Sehingga seharusnya hal tersebut cukup menjadi dasar hukum bagi Pemerintah Daerah Istimewa Yogyakarta dalam menyusun dan menetapkan KTR untuk melindungi masyarakat dari dampak buruk asap rokok, apalagi didukung dengan adanya Peraturan Gubernur No. 42 Tahun 2009 dalam pelaksanaan Perda Nomor 5 Tahun 2007 tentang Pengendalian Pencemaran Udara khususnya Pasal 11, tetapi belum meberikan sanksi yang dianggap cukup bagi pelanggar dan kurangnya sosialisasi dari pemerintah daerah, sehingga perlu dibuat suatu Perda yang khusus tentang KTR.
Pada kasus Raperda DIY yang sampai saat ini tidak dapat disahkan adalah karena adanya beberapa actor dari komponen masyarakat bernama “Masyarakat Kretek dan Petani Tembakau” yang menyatakan protes dan tidak menyetujui Raperda tersebut. Sehingga satu persatu fraksi DPRD akhirnya mengundurkan diri.
Menurut pengalaman kami dalam menyusun Raperda KTR Kabupaten Kapuas, sempat terjadi pertentangan dari pihak DPRD, dimana pembahasan Raperda tersebut dibahas melalui rapat Panitia Khusus (Pansus) terdapat fraksi yang menentang pembahsan Raperda tersebut, tetapi dengan berbagai upaya dari pihak eksekutif dalam memberikan penjelasan tentang konsep KTR, bahwasanya KTR bukan melarang orang untuk merokok tetapi mengatur agar orang lain tidak terpapar oleh asap rokok orang lain (AROL).
Penyusunan Raperda KTR Kabupaten Kapuas juga cukup lama dimana pada awalnya Oktober 2014 diajukan Raperda KTR tetapi karena kurang dilengkapi dengan Naskah Akademik maka akhirnya ditunda di pembahasanan dan baru disahkan pada Bulan Juli 2016.
Melihat kasus Raperda DIY tersebut dapat dilihat bahwa tekanan dari masyarakat dan pihak swasta berperan besar menekan berbagai pihak termasuk aktifis dan fraksi DPRD sehingga pada akhirnya Raperda tersebut tidak dapat disepakati dan disahkan.
Reply
# Dahlan Napitupulu 2016-10-17 09:12
Aktor penyusunan Rancangan Peraturan Daerah (Raperda) Kawasan Tanpa Rokok (KTR) adalalah DPRD provinsi dan 3 kabupaten.
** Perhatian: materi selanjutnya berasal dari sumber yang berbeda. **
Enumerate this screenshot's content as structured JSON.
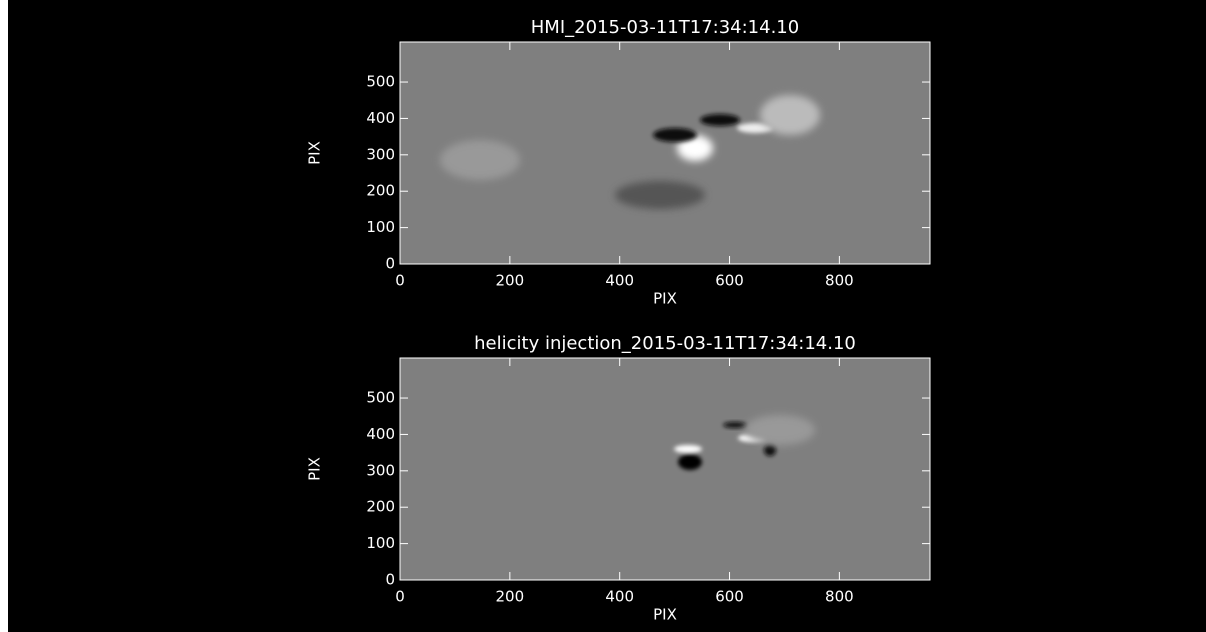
{
  "chart_data": [
    {
      "type": "image",
      "title": "HMI_2015-03-11T17:34:14.10",
      "xlabel": "PIX",
      "ylabel": "PIX",
      "xlim": [
        0,
        965
      ],
      "ylim": [
        0,
        610
      ],
      "xticks": [
        0,
        200,
        400,
        600,
        800
      ],
      "yticks": [
        0,
        100,
        200,
        300,
        400,
        500
      ]
    },
    {
      "type": "image",
      "title": "helicity injection_2015-03-11T17:34:14.10",
      "xlabel": "PIX",
      "ylabel": "PIX",
      "xlim": [
        0,
        965
      ],
      "ylim": [
        0,
        610
      ],
      "xticks": [
        0,
        200,
        400,
        600,
        800
      ],
      "yticks": [
        0,
        100,
        200,
        300,
        400,
        500
      ]
    }
  ]
}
Pembahasan Raperda sudah masuk pada Prolegda atau Program Legislasi Daerah dimana public hearing sudah dilakukan sampai tahap akhir.Namun pada saat akan ditandatangani pada Januari 2013, salah satu partai menyatakan mengundurkan diri (diikuti dengan partai-partai lainnya) karena adanya protes dari masyarakat kretek (petani tembakau). Sampai sekarang Perda tersebut tidak pernah ditandatangani dan anggota DPR sudah berganti. Menurut Bachrach dan Barats (1962) kekuasaan itu dilakukan ketika A mengeluarkan tenaganya untuk menciptakan atau memberlakukan nilai-nilai sosial dan politik serta kegiatan-kegiatan kelembagaan yang dapat membatasi lingkup proses politik hanya pada pemikiran umum dari isu-isu tersebut yang tidak membahayakan A. Akibatnya kekuasaan sebagai latar belakang agenda menyoroti cara para kelompok berkuasa mengendalikan agenda tetap menjadi isu yang mengancam di bawah layar radar kebijakan. Diutarakan dengan cara berbeda, kekuasaan sebagai bukan pembuat keputusan mencakup kegiatan yang membatasi lingkup pembuatan keputusan untuk menyelelamatkan isu dengan merubah nilai-nilai masyarakat yang dominan, mitos lembaga serta prosedur politik. Masyarakat petani tembakau mempunyai peran yang cukup besar dalam menyumbang pendapatan daerah salah satunya adalah Cukai rokok, disamping itu juga akan berdampak kepada buruh, seandainya kebijakan tersebut tidak berpihak kepada petani tembakau. Para pemimpin partai menilai bahwa komponen petani tembakau ini mempunyai massa yang cukup besar untuk menyumbang suara pada pemilu di tahun 2014.
Reply
# Cahyadin 2016-10-17 09:35
Meskipun DIY telah memiliki kebijakan yang mengatur tentang Kawasan Dilarang Merokok (KDM) melaui Peraturan Gubernur No. 42 Tahun 2009 dan Perda nomor 5 Tahun 2007 tentang Pengendalian Pencemaran Udara khususnya Pasal 11. Peraturan ini dianggap lemah karena tidak dapat memberikan sangsi pada pelanggar. Sehingga dianggap perlu merancang Perda KTR yang mempunyai kekuatan hukum untuk melindungi masyarakat dari dampak buruk asap rokok.
Proses penyusunan kebijakan Raperda di DIY ini tidak berjalan sesuai harapan karena pertentangan pelaku (aktor) adalah memang benar. Jika dianalisis berdasarkan dimensi kekuasaan maka dapat dilihat perjalanan kebijakan tersebut mendapat hambatan karena;

1. Komitmen politik. Komitmen awal satu fraksi DPR yang menyetujui Raperda tersebut akhirnya mengundurkan diri, dan juga diikuti fraksi lain adalah bentuk tidak komitmen politik dari actor-aktor tersebut dalam sikap menetapkan Raperda KTR di DIY yang melindungi masyarakat banyak dan tentunya sudah berdasarakan evidence based. Fraksi sebagai Aktor mengambil posisi penting dalam menentukan langkah lanjutan dari suatu kebijakan, sehingga sikap komitmen mereka untuk melindungi masayarakat adalah hal utama dari kepentingan pihak lain yang merugikan masyarakat banyak.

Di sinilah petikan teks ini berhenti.